The transition to clean energy relies on critical minerals, but Europe faces challenges in sustainable extraction, processing and recycling. Advancements in direct lithium extraction, efficient recycling and separation, and bioleaching, alongside innovation in permanent magnet manufacturing, tailings management as well as scaling chemical recycling technologies. 
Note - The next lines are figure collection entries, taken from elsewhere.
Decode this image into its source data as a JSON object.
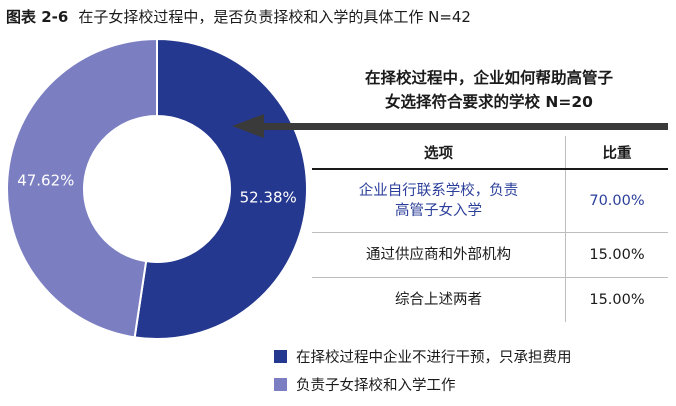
{
  "figure": {
    "number": "图表 2-6",
    "title": "在子女择校过程中，是否负责择校和入学的具体工作 N=42"
  },
  "chart_data": {
    "type": "pie",
    "title": "在子女择校过程中，是否负责择校和入学的具体工作 N=42",
    "slices": [
      {
        "label": "在择校过程中企业不进行干预，只承担费用",
        "value": 52.38,
        "value_label": "52.38%",
        "color": "#25388f"
      },
      {
        "label": "负责子女择校和入学工作",
        "value": 47.62,
        "value_label": "47.62%",
        "color": "#7b7fc2"
      }
    ]
  },
  "callout": {
    "title_line1": "在择校过程中，企业如何帮助高管子",
    "title_line2": "女选择符合要求的学校 N=20",
    "table": {
      "headers": [
        "选项",
        "比重"
      ],
      "rows": [
        {
          "lines": [
            "企业自行联系学校，负责",
            "高管子女入学"
          ],
          "share": "70.00%"
        },
        {
          "lines": [
            "通过供应商和外部机构"
          ],
          "share": "15.00%"
        },
        {
          "lines": [
            "综合上述两者"
          ],
          "share": "15.00%"
        }
      ]
    }
  }
}
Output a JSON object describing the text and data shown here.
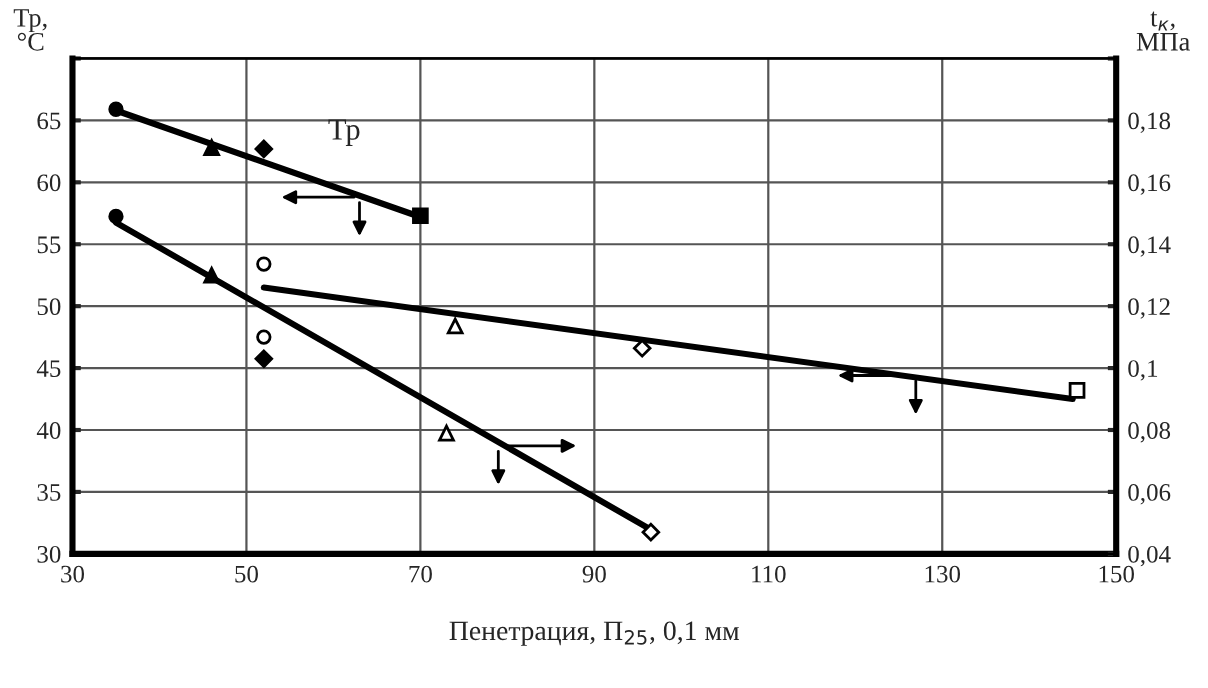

7. Agri-food Systems 2.0  

Transforming the global food system is crucial for reducing emissions. Cleantech innovations include: 

• – Cellular agriculture to produce meat and dairy alternatives. 
• – Fermentation-enabled proteins and plant-based proteins to reduce the environmental footprint of food production while meeting the needs of a growing population. 

Conclusion 

The upcoming EU’s Clean Industrial Deal must serve as the catalyst for cleantech innovation, development, deployment, and manufacturing, focusing on the integration of cleantech into industrial processes. By combining public and private funding, the Deal can foster innovation through dedicated R&D programs, scale up pilot projects into full-scale industrial applications, create an enabling regulatory environment that promotes cleantech adoption, ensure equitable access to technologies across Member States, and build a business for innovative clean industries. 

By integrating the above cleantech solutions, the Clean Industrial Deal can help the EU achieve its climate targets, improve industrial competitiveness, increase energy security – and establish itself as a leader in the global cleantech transformation.